The second solution for removing small/narrow surfaces uses the remove operation. Remove is also a real operation provided by the solid modeling kernel. However, it differs from regularize in that it doesn't require the neighboring surface(s) to have the same geometric definition. Instead the remove operation removes the specified surface from the model and then attempts to extend and intersect adjacent surfaces to close the volume. An example of using the remove solution is shown in Figure 4.

The third solution for removing small/narrow surfaces uses the virtual composite operation to composite the small surface with one of its neighbors. This is very similar to the use of composites for removing small curves.
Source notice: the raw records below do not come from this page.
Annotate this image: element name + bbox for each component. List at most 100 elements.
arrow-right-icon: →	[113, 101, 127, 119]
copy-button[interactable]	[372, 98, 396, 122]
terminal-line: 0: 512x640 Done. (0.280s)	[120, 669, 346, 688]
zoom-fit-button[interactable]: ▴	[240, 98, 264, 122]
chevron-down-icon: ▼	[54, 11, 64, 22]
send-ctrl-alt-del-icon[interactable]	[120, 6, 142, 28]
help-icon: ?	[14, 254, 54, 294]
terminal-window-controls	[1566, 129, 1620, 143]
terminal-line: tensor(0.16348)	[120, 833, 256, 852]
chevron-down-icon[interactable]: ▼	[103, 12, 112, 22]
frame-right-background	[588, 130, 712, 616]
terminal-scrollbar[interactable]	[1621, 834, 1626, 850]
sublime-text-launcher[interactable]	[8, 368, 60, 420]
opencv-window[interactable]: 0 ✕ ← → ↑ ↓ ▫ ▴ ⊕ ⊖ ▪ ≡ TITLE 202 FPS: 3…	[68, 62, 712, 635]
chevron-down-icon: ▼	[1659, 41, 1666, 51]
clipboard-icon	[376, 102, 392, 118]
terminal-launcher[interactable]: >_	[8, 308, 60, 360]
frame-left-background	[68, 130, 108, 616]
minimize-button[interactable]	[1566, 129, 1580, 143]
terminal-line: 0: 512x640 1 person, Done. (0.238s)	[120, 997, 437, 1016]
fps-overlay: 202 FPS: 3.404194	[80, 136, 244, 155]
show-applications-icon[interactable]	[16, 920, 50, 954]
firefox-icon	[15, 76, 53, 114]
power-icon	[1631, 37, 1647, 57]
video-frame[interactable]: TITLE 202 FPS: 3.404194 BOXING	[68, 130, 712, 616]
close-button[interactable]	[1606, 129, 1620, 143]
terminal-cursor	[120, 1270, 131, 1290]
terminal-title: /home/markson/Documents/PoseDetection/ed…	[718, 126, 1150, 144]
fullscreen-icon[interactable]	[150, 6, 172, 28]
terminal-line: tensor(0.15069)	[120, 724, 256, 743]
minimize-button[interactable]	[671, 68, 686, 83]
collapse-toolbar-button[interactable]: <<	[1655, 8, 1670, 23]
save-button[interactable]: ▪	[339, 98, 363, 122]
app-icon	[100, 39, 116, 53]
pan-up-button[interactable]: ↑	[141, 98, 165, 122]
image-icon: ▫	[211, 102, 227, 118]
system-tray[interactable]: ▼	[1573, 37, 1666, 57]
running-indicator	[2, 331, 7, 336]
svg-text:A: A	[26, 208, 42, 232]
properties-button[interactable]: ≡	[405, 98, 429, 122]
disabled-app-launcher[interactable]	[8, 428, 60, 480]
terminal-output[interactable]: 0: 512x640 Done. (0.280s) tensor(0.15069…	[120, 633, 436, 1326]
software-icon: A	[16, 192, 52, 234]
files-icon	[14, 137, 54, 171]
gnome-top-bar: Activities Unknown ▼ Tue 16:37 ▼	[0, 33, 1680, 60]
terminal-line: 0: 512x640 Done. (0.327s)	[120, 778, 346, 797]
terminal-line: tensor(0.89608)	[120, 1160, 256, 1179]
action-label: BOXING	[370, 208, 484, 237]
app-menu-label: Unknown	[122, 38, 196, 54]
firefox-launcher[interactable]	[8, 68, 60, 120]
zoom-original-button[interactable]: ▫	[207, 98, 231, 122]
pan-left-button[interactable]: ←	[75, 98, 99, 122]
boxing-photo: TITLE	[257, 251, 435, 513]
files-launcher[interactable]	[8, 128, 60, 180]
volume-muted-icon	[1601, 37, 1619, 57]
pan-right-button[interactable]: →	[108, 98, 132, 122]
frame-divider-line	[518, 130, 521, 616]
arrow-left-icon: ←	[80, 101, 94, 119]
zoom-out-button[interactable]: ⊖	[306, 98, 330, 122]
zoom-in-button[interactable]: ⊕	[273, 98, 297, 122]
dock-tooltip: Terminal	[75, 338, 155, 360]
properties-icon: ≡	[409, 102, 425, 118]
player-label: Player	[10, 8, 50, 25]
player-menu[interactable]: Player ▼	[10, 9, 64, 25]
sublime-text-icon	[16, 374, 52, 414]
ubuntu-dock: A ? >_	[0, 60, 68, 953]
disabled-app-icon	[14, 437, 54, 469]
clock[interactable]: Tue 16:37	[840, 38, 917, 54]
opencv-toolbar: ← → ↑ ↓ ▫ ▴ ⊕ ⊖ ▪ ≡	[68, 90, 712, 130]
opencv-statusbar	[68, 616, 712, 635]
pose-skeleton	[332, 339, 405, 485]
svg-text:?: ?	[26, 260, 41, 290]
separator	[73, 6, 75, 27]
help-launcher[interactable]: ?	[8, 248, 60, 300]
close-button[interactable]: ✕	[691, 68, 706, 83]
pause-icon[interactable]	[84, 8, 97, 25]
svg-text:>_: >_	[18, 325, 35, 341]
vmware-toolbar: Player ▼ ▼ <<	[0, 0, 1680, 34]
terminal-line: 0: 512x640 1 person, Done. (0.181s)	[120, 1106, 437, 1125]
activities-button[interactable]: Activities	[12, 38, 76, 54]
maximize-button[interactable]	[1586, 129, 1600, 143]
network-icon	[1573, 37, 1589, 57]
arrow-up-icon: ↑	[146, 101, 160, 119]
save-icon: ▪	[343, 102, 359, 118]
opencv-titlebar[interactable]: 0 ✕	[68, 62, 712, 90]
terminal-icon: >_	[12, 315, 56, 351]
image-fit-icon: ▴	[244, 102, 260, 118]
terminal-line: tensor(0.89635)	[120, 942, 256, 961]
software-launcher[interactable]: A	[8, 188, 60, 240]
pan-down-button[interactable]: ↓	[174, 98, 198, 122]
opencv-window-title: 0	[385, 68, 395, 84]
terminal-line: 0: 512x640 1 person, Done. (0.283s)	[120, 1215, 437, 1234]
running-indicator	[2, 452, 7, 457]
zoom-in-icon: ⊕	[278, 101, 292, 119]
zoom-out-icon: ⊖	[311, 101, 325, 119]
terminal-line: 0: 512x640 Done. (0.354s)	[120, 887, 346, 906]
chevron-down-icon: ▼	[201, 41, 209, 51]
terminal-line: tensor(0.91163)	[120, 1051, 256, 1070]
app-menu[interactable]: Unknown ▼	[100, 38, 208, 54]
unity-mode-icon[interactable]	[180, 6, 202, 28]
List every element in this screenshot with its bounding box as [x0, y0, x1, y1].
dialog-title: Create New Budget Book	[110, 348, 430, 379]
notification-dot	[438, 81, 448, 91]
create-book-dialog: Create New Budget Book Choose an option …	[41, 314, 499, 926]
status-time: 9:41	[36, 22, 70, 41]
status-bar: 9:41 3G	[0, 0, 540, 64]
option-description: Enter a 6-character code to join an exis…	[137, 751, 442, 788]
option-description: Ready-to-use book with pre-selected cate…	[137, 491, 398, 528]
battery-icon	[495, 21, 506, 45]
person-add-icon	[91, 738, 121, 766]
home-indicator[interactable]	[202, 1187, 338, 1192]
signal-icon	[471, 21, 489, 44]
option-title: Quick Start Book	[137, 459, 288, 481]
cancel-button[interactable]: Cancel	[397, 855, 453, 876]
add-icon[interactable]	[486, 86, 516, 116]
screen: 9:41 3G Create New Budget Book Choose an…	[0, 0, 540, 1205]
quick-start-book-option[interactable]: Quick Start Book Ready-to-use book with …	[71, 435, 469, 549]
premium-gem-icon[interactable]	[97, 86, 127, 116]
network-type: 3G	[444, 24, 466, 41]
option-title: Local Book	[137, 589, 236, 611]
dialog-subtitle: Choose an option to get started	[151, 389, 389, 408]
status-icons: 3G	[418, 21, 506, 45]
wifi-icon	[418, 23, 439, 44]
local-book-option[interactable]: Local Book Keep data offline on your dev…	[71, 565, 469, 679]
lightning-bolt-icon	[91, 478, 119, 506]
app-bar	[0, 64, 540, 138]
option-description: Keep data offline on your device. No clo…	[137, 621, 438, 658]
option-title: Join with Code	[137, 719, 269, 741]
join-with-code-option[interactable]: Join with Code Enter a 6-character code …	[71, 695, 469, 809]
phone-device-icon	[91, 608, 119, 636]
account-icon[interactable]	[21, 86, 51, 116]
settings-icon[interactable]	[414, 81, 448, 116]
An example is shown in Figure 5. The final solution for removing small/narrow surfaces uses the remove topology operation (Clark, 07). The remove topology operation behaves the same as when used for removing small curves in that it cuts out the area of the model around the small/narrow surface and replaces it with a simplified topology. In the case of a small surface where all of the curves on the surface are smaller than the characteristic small curve length, the small surface is replaced by a single vertex. In the case of a narrow surface where the surface is longer than the characteristic small curve length in one of its directions, the surface is replaced with a curve. The remove topology operation can be thought of as a local dimensional reduction to simplify the topology. The remove topology operation can also be used to remove networks of small/narrow surfaces in a similar fashion. Examples of using the remove topology solution to remove small/narrow surfaces are shown in Figures 6 and Figure 7.